For Charles L. Scharfe Jr., the fall from power at the electrical construction firm of E.C. Ernst came as swiftly as his rapid rise to the top management job.
Or did it?
That intriguing question was unanswered last night after a series of corporate and legal maneuvers that deepened a mystery surrounding the Washington company's operations in the past six months.
For its part, Ernst announced early yesterday that Scharfe, who became chief executive on Aug. 20, had stepped down from that post as well as that of board chairman and from the board's executive committee.
No so, said lawyers for Scharfe, who went to court in New York in the afternoon and filed a suit against Ernst alleging misrepresentation of the firm's accounts and asking the court to rescind a June 1 merger of L.K. Comstock & Co. into Ernst.
In addition, Scharfe said he has not resigned as chairman of Ernst. He has not yet decided whether to do so, Scharfe's lawyers said.
The lawsuit, filed on behalf of Scharfe and 61 other former stockholders of Comstock, now an Ernst subsidiary, said the Washington firm forecast profits of $4 million in the year ended last March 31. In fact, Ernst posted a surprise loss of $5.8 million.
Company officers declined comment on the developments, which also involved an announcement that two other board members had resigned from the audit committee.
Moreover, Ernst said the auditing firm of Arthur Young & Co. has been asked to examine Ernst's balance sheet as of Sept. 30 in an "enlarged engagement."
Young already was investigating Ernst accounting for possible irregularities in reporting contract income for the fiscal year ended last March 31 - a period before Scharfe took over last summer.
Scharfe had been chief executive of L.K. Comstock & Co., a Danbury Conn., electrical contractor that merged with Ernst on June 1. Scharfe subsequently replaced Edward Johnson at Ernst - first as chief executive and then as chairman.
A lawsuit was filed last week by a Ernst stockholder alleging that company accounting was fraudulent during fiscal 1978.
Named as acting chief executive of Ernst yesterday was Joseph E. Griffin, who rejoined management on Oct. 18 as senior vice president for finance.
Griffin, who had been a director and chief financial officer prior to 1973, was in New York yesterday and unavilable for comment. There was speculation that Griffin was participating in talks with lending banks on continuing and expanding Ernst's lines of credit.
Because other Ernst officials named in the stockholders' lawsuit, it was necessary to place in top management an individual not connected with the recent events, one source stated, explaining a possible reason for Scharfe's resignation.
Griffin, former vice president for financial of General Waterworks Co. in Philadelphia, first joined the Ernst board in 1969 and is familiar with company operations and financial problems.

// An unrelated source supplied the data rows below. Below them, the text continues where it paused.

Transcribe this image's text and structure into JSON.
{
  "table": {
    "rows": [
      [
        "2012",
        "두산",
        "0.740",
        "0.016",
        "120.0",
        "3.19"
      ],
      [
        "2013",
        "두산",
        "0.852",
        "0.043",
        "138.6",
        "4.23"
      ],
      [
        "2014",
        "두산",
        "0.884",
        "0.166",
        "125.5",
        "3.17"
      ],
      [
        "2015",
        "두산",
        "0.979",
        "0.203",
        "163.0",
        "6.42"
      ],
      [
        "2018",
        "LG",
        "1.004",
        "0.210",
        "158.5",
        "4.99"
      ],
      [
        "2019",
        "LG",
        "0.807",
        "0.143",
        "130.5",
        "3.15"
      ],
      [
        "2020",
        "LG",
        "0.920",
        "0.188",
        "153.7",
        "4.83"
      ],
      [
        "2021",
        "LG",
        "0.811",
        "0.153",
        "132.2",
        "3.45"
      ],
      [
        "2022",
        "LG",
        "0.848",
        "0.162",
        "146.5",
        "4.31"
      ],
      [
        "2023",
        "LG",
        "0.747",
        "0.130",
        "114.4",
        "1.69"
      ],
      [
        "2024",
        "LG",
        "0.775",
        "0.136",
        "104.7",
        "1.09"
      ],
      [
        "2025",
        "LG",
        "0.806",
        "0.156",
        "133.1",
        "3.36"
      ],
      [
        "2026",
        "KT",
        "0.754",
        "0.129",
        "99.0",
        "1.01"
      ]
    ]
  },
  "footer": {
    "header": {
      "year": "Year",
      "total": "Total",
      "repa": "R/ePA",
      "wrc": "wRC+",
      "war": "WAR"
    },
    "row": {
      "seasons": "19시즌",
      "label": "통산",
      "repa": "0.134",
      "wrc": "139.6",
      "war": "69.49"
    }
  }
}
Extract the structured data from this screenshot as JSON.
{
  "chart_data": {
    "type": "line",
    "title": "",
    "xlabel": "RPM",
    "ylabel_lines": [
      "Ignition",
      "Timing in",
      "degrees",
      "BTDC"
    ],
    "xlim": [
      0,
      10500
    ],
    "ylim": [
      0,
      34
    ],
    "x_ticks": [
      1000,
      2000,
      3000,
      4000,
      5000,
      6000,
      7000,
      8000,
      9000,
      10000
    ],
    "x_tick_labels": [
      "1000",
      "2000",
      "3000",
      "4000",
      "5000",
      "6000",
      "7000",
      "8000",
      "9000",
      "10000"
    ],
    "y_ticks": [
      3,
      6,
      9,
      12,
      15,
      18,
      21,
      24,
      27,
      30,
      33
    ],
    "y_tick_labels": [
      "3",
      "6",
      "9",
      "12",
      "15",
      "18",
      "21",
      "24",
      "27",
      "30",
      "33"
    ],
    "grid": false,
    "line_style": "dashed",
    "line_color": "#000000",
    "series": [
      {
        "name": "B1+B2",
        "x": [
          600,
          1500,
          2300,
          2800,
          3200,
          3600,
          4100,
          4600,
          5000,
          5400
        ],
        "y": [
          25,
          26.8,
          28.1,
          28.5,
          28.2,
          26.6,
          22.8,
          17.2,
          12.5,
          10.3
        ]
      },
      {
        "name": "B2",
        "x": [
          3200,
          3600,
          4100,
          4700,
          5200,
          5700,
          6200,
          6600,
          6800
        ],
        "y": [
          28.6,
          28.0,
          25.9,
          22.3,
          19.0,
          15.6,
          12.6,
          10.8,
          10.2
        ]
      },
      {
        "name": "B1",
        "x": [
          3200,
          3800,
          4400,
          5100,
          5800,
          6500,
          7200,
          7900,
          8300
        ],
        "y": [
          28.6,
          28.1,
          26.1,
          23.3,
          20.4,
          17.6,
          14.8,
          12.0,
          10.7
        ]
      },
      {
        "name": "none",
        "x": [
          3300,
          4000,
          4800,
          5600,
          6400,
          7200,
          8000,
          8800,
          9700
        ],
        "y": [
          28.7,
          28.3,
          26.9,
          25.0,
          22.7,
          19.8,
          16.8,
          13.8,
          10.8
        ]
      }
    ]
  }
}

The board members who resigned from the audit committee yesterday were David Eggers, consultant to an architectural business he formerly headed, and Walter V. Knopp, an engineer and consultant. Both were named to the Ernst board in recent months.
Scharfe, Eggers and Knopp will remain as directors, according to the company announcement. But Scharfe's action later in the day raised questions about what really happened. Scharfe and his father owned about 80 percent of Comstock's shares before the merger with Ernst.
The legal action named current and former Ernst officers, former auditor Richard A. Eisner & Co. and the law firm of Tanner & Gilbert as defendants, and seeks damages for the former Comstock owners.
Ernst said yesterday the expanded accounting examination will include the books of Ernst and Comstock, now a subsidiary. Richard A. Eisner & Co. was dismissed as the Ernst accountants after the last fiscal year ended - a year during which Eisner has a dispute with management over the value of certain contracts. Ernst then rehired Young - which had itself been fired in March 1977.
Because of contract re-evaluations, Ernst posted a surprise $5.8 million loss on sales of 129 million in the recent fiscal year and stopped paying dividends.